Input: root = [4,2,7,1,3,6,9]
Output: [4,7,2,9,6,3,1]
Input: root = [2,1,3]
Output: [2,3,1]
Input: root = []
Output: []
Constraints:
- 0 <= Number of nodes <= 100
- -100 <= Node.val <= 100
Contents
- Solution 1 — Recursive DFS
- Solution 2 — Iterative BFS
- Complexity Analysis
Recursive DFS
To invert a tree: swap the left and right children of the current node, then recursively invert each subtree.
public TreeNode invertTree(TreeNode root) {
if (root == null) return null;
// Swap left and right children
TreeNode temp = root.left;
root.left = root.right;
root.right = temp;
// Recursively invert subtrees
invertTree(root.left);
invertTree(root.right);
return root;
}
Iterative BFS
Use a queue to process nodes level by level; swap children at each node.

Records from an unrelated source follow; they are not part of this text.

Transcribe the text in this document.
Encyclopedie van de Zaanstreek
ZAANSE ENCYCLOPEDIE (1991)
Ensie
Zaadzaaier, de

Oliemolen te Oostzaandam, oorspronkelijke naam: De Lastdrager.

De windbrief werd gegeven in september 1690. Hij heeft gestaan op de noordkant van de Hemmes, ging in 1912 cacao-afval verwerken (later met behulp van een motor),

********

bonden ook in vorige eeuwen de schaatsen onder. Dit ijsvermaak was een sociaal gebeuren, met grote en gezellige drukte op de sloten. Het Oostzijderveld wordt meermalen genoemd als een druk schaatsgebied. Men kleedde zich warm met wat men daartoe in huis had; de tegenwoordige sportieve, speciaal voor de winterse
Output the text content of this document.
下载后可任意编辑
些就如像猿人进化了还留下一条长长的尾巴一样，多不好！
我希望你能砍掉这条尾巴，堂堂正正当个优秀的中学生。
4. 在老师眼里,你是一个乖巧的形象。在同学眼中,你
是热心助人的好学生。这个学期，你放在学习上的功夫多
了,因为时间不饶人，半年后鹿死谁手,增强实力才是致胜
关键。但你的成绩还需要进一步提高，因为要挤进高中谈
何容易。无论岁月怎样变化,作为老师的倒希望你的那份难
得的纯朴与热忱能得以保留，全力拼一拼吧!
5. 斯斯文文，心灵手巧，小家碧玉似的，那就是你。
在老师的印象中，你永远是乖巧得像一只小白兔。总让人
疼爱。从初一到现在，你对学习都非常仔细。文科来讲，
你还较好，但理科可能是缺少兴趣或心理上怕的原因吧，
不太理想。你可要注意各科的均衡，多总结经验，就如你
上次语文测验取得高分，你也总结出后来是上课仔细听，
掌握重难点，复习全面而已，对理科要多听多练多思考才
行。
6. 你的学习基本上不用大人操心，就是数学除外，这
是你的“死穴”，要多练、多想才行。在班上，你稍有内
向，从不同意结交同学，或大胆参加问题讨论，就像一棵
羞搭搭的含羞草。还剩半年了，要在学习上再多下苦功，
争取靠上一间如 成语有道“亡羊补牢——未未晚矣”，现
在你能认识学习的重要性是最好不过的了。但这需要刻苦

public TreeNode invertTree(TreeNode root) {
if (root == null) return null;
Queue<TreeNode> queue = new LinkedList<>();
queue.offer(root);
while (!queue.isEmpty()) {
TreeNode node = queue.poll();
// Swap children
TreeNode temp = node.left;
node.left = node.right;
node.right = temp;
if (node.left != null) queue.offer(node.left);
if (node.right != null) queue.offer(node.right);
}
return root;
}
- Time: O(n) — every node is visited exactly once.
- Space: O(h) recursive call stack / O(n) BFS queue.